The organizing meeting I attended that evening was preparation for a weekend meeting in Johannesburg of the Social Movement Indaba (SMI), a coalition of poor people's struggles around the country, which started a few years back when a march was organized to protest the World Summit on Sustainable Development being held in the Jo'burg suburb of Sandton. Most NGOs who work on development issues in the country took part in the Summit, so the SMI decided it needed to publicize the slow movement or entire lack of services making it to the people who needed it the most.
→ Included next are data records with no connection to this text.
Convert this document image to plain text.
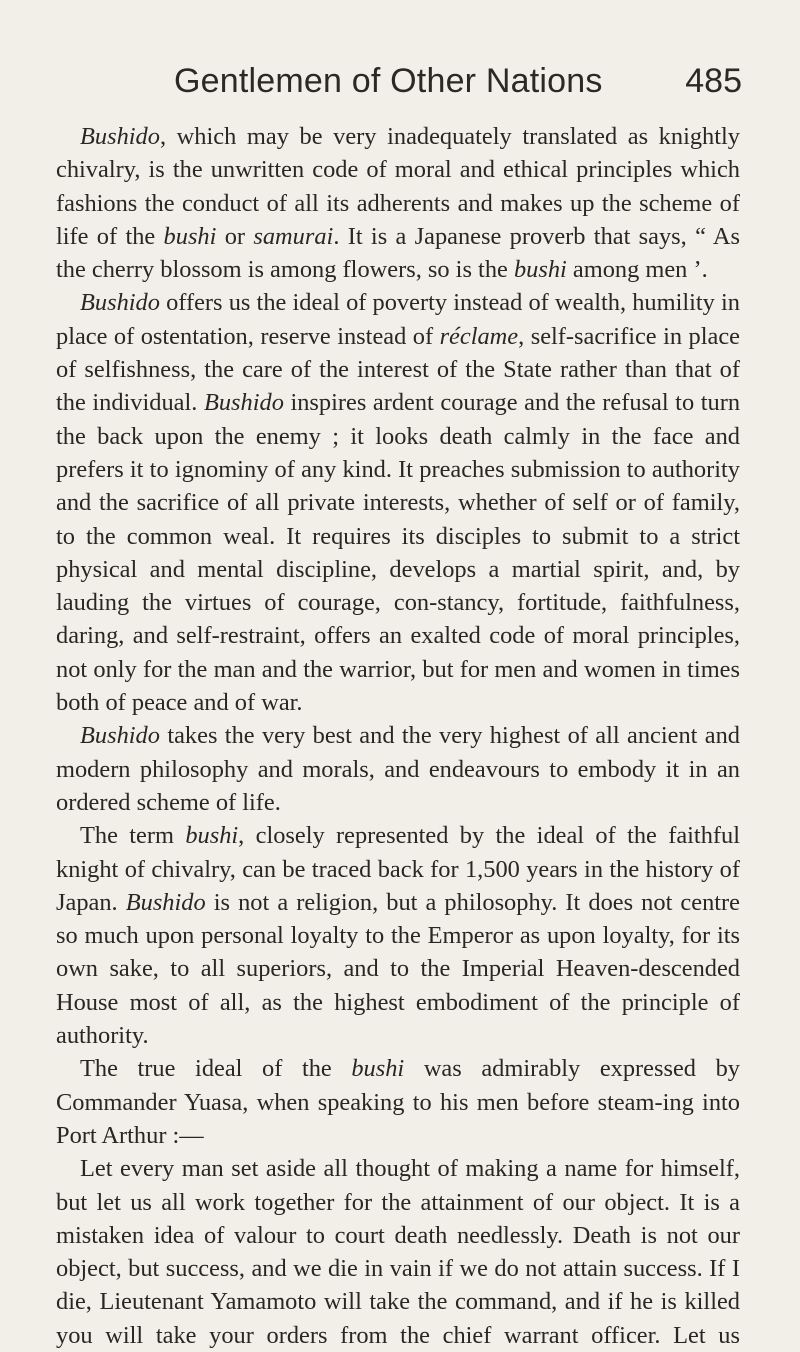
Gentlemen of Other Nations 485

Bushido, which may be very inadequately translated as knightly chivalry, is the unwritten code of moral and ethical principles which fashions the conduct of all its adherents and makes up the scheme of life of the bushi or samurai. It is a Japanese proverb that says, “ As the cherry blossom is among flowers, so is the bushi among men ’.

Bushido offers us the ideal of poverty instead of wealth, humility in place of ostentation, reserve instead of réclame, self-sacrifice in place of selfishness, the care of the interest of the State rather than that of the individual. Bushido inspires ardent courage and the refusal to turn the back upon the enemy ; it looks death calmly in the face and prefers it to ignominy of any kind. It preaches submission to authority and the sacrifice of all private interests, whether of self or of family, to the common weal. It requires its disciples to submit to a strict physical and mental discipline, develops a martial spirit, and, by lauding the virtues of courage, con-stancy, fortitude, faithfulness, daring, and self-restraint, offers an exalted code of moral principles, not only for the man and the warrior, but for men and women in times both of peace and of war.

Bushido takes the very best and the very highest of all ancient and modern philosophy and morals, and endeavours to embody it in an ordered scheme of life.

The term bushi, closely represented by the ideal of the faithful knight of chivalry, can be traced back for 1,500 years in the history of Japan. Bushido is not a religion, but a philosophy. It does not centre so much upon personal loyalty to the Emperor as upon loyalty, for its own sake, to all superiors, and to the Imperial Heaven-descended House most of all, as the highest embodiment of the principle of authority.

The true ideal of the bushi was admirably expressed by Commander Yuasa, when speaking to his men before steam-ing into Port Arthur :—

Let every man set aside all thought of making a name for himself, but let us all work together for the attainment of our object. It is a mistaken idea of valour to court death needlessly. Death is not our object, but success, and we die in vain if we do not attain success. If I die, Lieutenant Yamamoto will take the command, and if he is killed you will take your orders from the chief warrant officer. Let us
Since then, there have been annual conferences of the SMI, held usually in Joburg, and run by an elite few. This was the first time Abahlali base Mjondolo had been invited, due a lot to massive protests they organized in the past year against their city ward councillors and the mayor of Durban, who have broken promises to get badly needed basic services to the settlements-- more toilets, water access, electricity, refuse pickup (there is none even though some houses are 5 meters from the fence encircling the dump next door), and most importantly, better housing.
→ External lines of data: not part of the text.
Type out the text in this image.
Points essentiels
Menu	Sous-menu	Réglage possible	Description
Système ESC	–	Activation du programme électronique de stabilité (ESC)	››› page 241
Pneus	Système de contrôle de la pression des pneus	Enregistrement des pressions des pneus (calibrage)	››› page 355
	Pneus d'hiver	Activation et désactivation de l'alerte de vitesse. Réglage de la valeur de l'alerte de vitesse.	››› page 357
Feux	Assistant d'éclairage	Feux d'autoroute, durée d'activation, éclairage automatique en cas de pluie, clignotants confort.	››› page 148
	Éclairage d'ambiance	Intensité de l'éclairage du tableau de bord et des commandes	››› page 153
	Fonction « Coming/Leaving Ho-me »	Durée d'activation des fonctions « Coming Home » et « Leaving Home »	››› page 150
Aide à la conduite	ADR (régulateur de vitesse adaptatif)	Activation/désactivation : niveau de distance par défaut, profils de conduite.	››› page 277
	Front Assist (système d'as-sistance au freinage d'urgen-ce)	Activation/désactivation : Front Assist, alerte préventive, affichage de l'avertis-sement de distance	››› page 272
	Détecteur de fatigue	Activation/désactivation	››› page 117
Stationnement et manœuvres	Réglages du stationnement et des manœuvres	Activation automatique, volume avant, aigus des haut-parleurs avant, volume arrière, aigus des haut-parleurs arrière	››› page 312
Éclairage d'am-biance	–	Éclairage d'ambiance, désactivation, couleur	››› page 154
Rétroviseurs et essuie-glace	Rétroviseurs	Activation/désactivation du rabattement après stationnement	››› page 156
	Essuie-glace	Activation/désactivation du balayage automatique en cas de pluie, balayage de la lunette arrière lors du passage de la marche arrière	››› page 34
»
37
I've been told that Abahlali is a totally democratic group, that all the people that sit on their congress are elected every year. Most decisions aren't made until people discuss it with everyone else, and there's a sort of mass consensus process.

It's quite a gift to sit in on their meeting. About 20 people crammed in to this small office space, dedicated to hearing each other out, all speaking with so much heart and passion about their lives, their rights and their vision. S'bu Zikode, the elected chair [see his article below or here], facilitates and translates tonight, an incredibly eloquent, understated, dedicated, patient and witty leader of this group.

Based upon knowledge of past SMIs, they spend time talking about how best to keep the basic issues on the table, and to prevent discussion in convoluted language. They all agree to be the person to stand up and shout, "I'm sorry could you say that in poor people's language" or "could you please translate in Zulu, Xhosa, etc."

It's only day 7 here, and already I feel inspired and humbled to have been allowed to sit and observe this great collective process with some truly inspiring and giving people, all living without real walls or roofs, with extended family, with kids that play in the sewage that drains past their houses down the hills. There is so much yet to see, but I'm already angered by the severe injustices all around me here. And propelled by the spirits of new friends.